Unnamed: 0,indexer,indexer_vps_provider,indexer_location,indexing_agreements
0,0xbcfd8fadabb6cffba8fdfdd3aac9f478d82eacc2,AS24940 Hetzner Online GmbH,6020,262
1,0x1f7a67bbdea486fd31c62ef60de15adc5d9beffb,AS3170 VeloxServ Communications Ltd,600,247
2,0xa7ff5a5dedbdbadd9e60797c2e07fbcedc8ef34f,AS24940 Hetzner Online GmbH,6020,242
3,0xa9aae95abfbbbeec6fee421684ddcbdfcfa8dcfa,"AS13335 Cloudflare, Inc.","40,-120",234
0,...,...,...,...
72,0x31cdacf1fcdcc4454e89b0cc1ec83de86bdb81f9,AS37153 Xneelo (Pty) Ltd,-2020,7
73,0x110bc4d10bd862aed3bf6c2ebd9effd29c7f1ef8,"AS13335 Cloudflare, Inc.","40,-120",6


In [40]:
# Display the first 4 and last 2 rows of the scores_df
pd.concat([
    scores_df.head(4),
    pd.DataFrame(['...'] * len(scores_df.columns)).transpose().set_axis(scores_df.columns, axis=1),
    scores_df.tail(2)
])

Unnamed: 0,indexer,stake_score,uptime_score,success_score,coeff_score,overall_score
0,0xbcfd8fadabb6cffba8fdfdd3aac9f478d82eacc2,0.848469,1.0,1.0,0.88395,
1,0x1f7a67bbdea486fd31c62ef60de15adc5d9beffb,,0.999667,0.999722,0.870472,
2,0xa7ff5a5dedbdbadd9e60797c2e07fbcedc8ef34f,0.753762,0.999667,0.999696,0.892237,
3,0xa9aae95abfbbbeec6fee421684ddcbdfcfa8dcfa,,0.964,0.903438,1.0,
0,...,...,...,...,...,...
72,0x31cdacf1fcdcc4454e89b0cc1ec83de86bdb81f9,0.532803,0.415333,0.415205,0.845812,
73,0x110bc4d10bd862aed3bf6c2ebd9effd29c7f1ef8,0.623717,0.0,0.0,0.886796,


#### 1. Create a new df containing permutations of indexers from the indexer_df, give each permutation an overall_score that represents the performance of the group.
#### 2. Add any further columns to this df that might be useful to determine how suitable the group is.

In [41]:
# Create dictionary's for quick lookups
provider_dict = indexer_df.set_index('indexer')['indexer_vps_provider'].to_dict()
loc_dict = indexer_df.set_index('indexer')['indexer_location'].to_dict()
score_dict = scores_df.set_index('indexer')['overall_score'].to_dict()
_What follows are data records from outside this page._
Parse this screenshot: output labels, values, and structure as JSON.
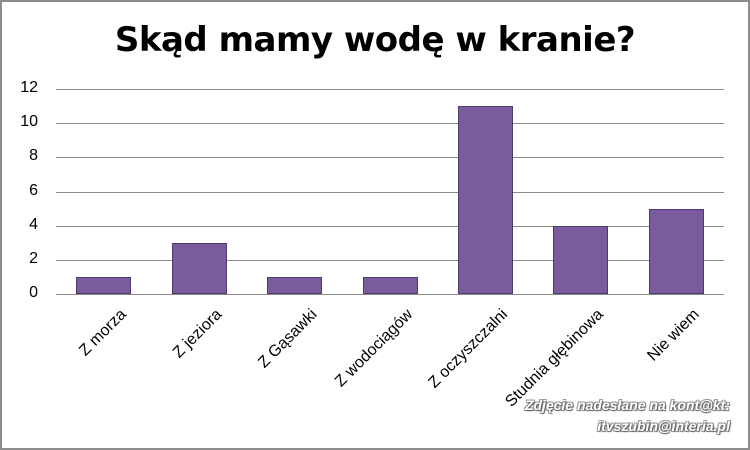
{
  "chart_data": {
    "type": "bar",
    "title": "Skąd mamy wodę w kranie?",
    "categories": [
      "Z morza",
      "Z jeziora",
      "Z Gąsawki",
      "Z wodociągów",
      "Z oczyszczalni",
      "Studnia głębinowa",
      "Nie wiem"
    ],
    "values": [
      1,
      3,
      1,
      1,
      11,
      4,
      5
    ],
    "xlabel": "",
    "ylabel": "",
    "ylim": [
      0,
      12
    ],
    "yticks": [
      "0",
      "2",
      "4",
      "6",
      "8",
      "10",
      "12"
    ],
    "grid": true,
    "legend": null,
    "bar_color": "#7a5c9e"
  },
  "watermark": {
    "line1": "Zdjęcie nadesłane na kont@kt:",
    "line2": "itvszubin@interia.pl"
  }
}
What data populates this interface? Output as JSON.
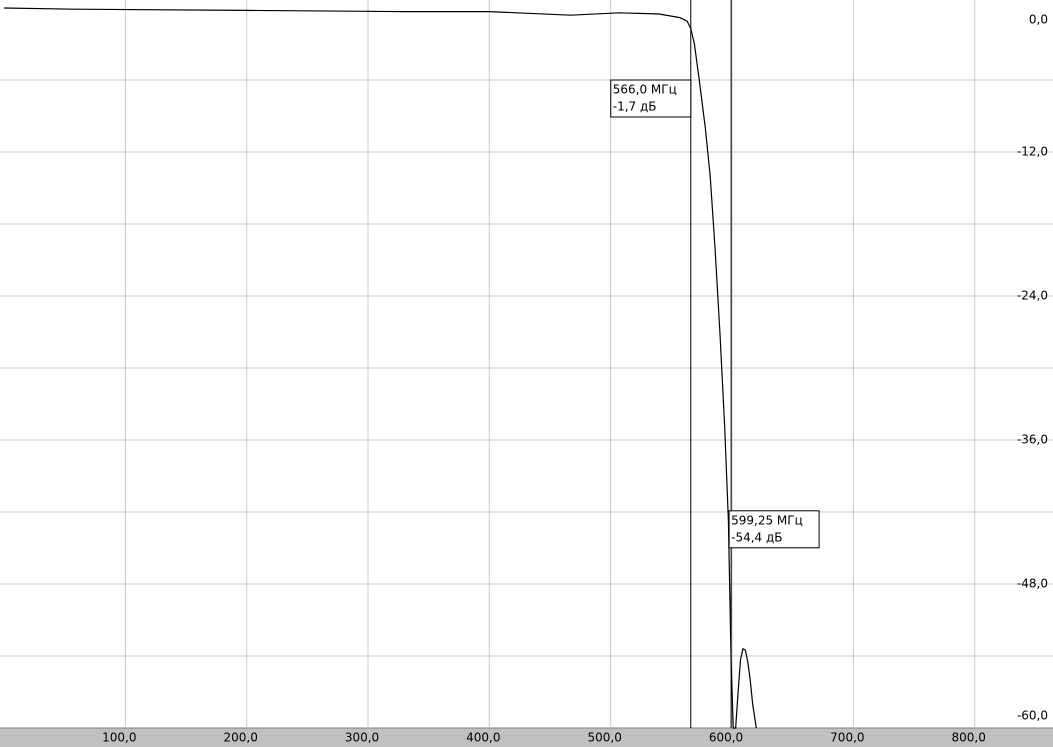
{
  "chart_data": {
    "type": "line",
    "x": [
      0,
      58,
      200,
      330,
      400,
      467,
      507,
      540,
      557,
      563,
      566,
      569,
      573,
      578,
      582,
      586,
      590,
      594,
      597,
      599.25,
      601,
      603,
      605,
      607,
      609,
      611,
      613,
      615,
      617,
      620
    ],
    "values": [
      0,
      -0.1,
      -0.2,
      -0.3,
      -0.3,
      -0.6,
      -0.4,
      -0.5,
      -0.8,
      -1.1,
      -1.7,
      -3,
      -6,
      -10,
      -14,
      -20,
      -27,
      -35,
      -42.7,
      -54.4,
      -60,
      -60,
      -57,
      -54.3,
      -53.4,
      -53.5,
      -54.5,
      -56,
      -58,
      -60
    ],
    "color": "#000000",
    "xlim": [
      0,
      860
    ],
    "ylim": [
      -60,
      0.6
    ],
    "xticks": [
      {
        "value": 100,
        "label": "100,0"
      },
      {
        "value": 200,
        "label": "200,0"
      },
      {
        "value": 300,
        "label": "300,0"
      },
      {
        "value": 400,
        "label": "400,0"
      },
      {
        "value": 500,
        "label": "500,0"
      },
      {
        "value": 600,
        "label": "600,0"
      },
      {
        "value": 700,
        "label": "700,0"
      },
      {
        "value": 800,
        "label": "800,0"
      }
    ],
    "yticks": [
      {
        "value": 0,
        "label": "0,0"
      },
      {
        "value": -12,
        "label": "-12,0"
      },
      {
        "value": -24,
        "label": "-24,0"
      },
      {
        "value": -36,
        "label": "-36,0"
      },
      {
        "value": -48,
        "label": "-48,0"
      },
      {
        "value": -60,
        "label": "-60,0"
      }
    ],
    "y_minor_ticks": [
      -6,
      -18,
      -30,
      -42,
      -54
    ],
    "grid": true,
    "markers": [
      {
        "x": 566,
        "value": -1.7,
        "freq_label": "566,0 МГц",
        "level_label": "-1,7 дБ"
      },
      {
        "x": 599.25,
        "value": -54.4,
        "freq_label": "599,25 МГц",
        "level_label": "-54,4 дБ"
      }
    ]
  }
}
# Calculate Possible Groupings and Their Scores.
groups = list(combinations(indexer_df['indexer'], 3))
group_scores = [score_dict[x] + score_dict[y] + score_dict[z] for x, y, z in groups]

In [42]:
group_df = pd.DataFrame({
    "group": groups,
    "overall_score": group_scores
})

# Filter out groups with too low scores. We already know that we wont be using them. 
# In this case any group with lower group score than the 1% percentile group score is removed.

threshold_score = np.percentile(group_df['overall_score'], 1)
group_df = group_df[group_df['overall_score'] > threshold_score].reset_index(drop=True)

In [43]:
group_df

Unnamed: 0,group,overall_score


#### Using your df above that contains permutations of indexers, their scores and their suitability, figure out which groups should receive the indexing agreements and how many agreements they should receive.

#### You may want to formulate a linear programming problem, however you are free to tackle this however you see fit.